Valilikten aldığı bilgiye göre molotofkokteylleri, havai fişekler, demir bilyeler taşıyanların yakalandığını belirten Cumhurbaşkanı Erdoğan, "Yazıktır, günahtır, biz bu ülkede birbirimizi sevmeliyiz. Biz bir olacağız, biz beraber olacağız. Yaratılanı Yaradan'dan ötürü seveceğiz. Hiç kimse kusura bakmasın, birilerinin keyfi için, birilerinin kendilerini tatmini için tüm İstanbul halkını veya diğer vilayetlerimizin hukukunu kimseye çiğnetmeyiz. En büyük toplumsal desteğe sahip siyasi partiler nasıl mitinglerini Yenikapı'da, Maltepe'de veyahut kendileri için açılan yerlerde yapıyorlarsa sendikalarımızın da buna saygı göstermesini beklemek en tabii hakkımızdır. Bir kez daha belirtmek istiyorum, biz 1 Mayıs'ı kimseye kapalı tutmuyoruz. Tam tersine tüm İstanbul halkına açık tutmak için çalışıyoruz" dedi.

Cumhurbaşkanı Erdoğan, inancımızda ve kültürümüzde hakka, hukuka ve bilhassa emeğe çok büyük önem verildiğine işaret ederek, Kur'an-ı Kerim'de "İnsanların eşyalarını mal ve ücretini eksik vermeyin" diye emredildiğini, Hazreti Muhammed'in de bir hadisi şerifinde "İşçiyi çalıştırıp hakkını ödemeyenlerin kıyamet günü hasmıyım", bir başka hadisi şerifinde de "İşçiye ücretini alın teri kurumadan, hakkını verin" buyurduğunu söyledi.

“BAZI ŞEYLER KANUN ZORUYLA DEĞİL; ANCAK KALPLE, GÖNÜLLE, VİCDANLA OLUR”

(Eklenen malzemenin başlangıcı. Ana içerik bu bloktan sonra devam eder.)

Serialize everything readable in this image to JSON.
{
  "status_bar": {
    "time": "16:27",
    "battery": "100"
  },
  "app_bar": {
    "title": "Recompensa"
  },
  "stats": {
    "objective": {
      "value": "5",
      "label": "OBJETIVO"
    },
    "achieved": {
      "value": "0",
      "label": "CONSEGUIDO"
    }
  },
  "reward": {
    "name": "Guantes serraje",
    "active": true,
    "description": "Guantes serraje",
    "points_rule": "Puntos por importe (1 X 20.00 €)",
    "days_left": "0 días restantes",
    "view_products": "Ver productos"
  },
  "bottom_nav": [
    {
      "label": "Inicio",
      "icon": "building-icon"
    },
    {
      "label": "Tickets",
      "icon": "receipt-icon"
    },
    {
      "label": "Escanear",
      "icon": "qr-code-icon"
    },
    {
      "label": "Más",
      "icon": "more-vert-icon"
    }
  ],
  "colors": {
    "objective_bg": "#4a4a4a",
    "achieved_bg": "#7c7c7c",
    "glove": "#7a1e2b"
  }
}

Türk tarihinde önemli bir yere sahip olan Ahilik teşkilatının sadece esnafın değil, esnafın yanında çalışan işçilerin de dayanışma ve ahlakını temsil eden bir yapı olduğunu dile getiren ve çalışanların hakkını tam olarak verme konusunda ecdadın çok titiz davrandığını ifade eden Cumhurbaşkanı Erdoğan, "Bu konuda büyük usta Mimar Sinan ile ilgili bir hadiseyi sizlere nakletmek istiyorum. Süleymaniye Camisi'nin inşası sırasında Mimar Sinan, bazı ustalara daha fazla yevmiye verdiği için Kanuni'ye şikayet edilir. Kanuni, bu durumun sebebini Mimar Sinan'a sorduğunda o büyük usta, kendisini cami inşaatına davet eder. Burada çalışan ustaları uzaktan Kanuni'ye gösterir. Der ki; 'ben her ustanın taşlara vurduğu çekiç sayısını hesapladım.' Bakın 8 saat çalışıp çalışmadığını değil, 'çekiç sayılarını hesapladım, yevmiyelerini de ona göre veriyorum' diyor. Arkasından da Kanuni'ye şunu söyler; 'Şevketlim, hak sahibine hakkını eksiksiz veriyorum. Rabbim böyle buyuruyor. Rabbimin huzuruna yüz akıyla çıkabilmek için vurulan fazla çekiçlerin hakkını takdir etmeye mecburum. Kul hakkı hakların en zor affedileni' diyor. Biz, işte böyle bir kültürün, medeniyetin mirasçılarıyız. Bu ilk defa 1886 yılında Avustralya'da kutlanmaya başlanan 1 Mayıs İşçi Bayramı yokken yaşanmış hadise. Herkes Avustralya'yı, 1886'yı gösterir. Daha Osmanlı, Mimar Sinan onu hangi hassasiyetler içinde yapmış. Bazı şeyler kanun zoruyla değil ancak kalple, gönülle, ahlakla, vicdanla, Allah muhabbetiyle olur. Bunlar aynı zamanda insanı insan yapan hasletlerdir. İşte demin söyledim ya, yaratılanı Yaradan'dan ötürü sevmek bu bir ilke. Bu insanın kalbine nakşedilmiş, hiç kimsenin bir başkasının hakkına göz dikmesi düşünülemez" diye konuştu.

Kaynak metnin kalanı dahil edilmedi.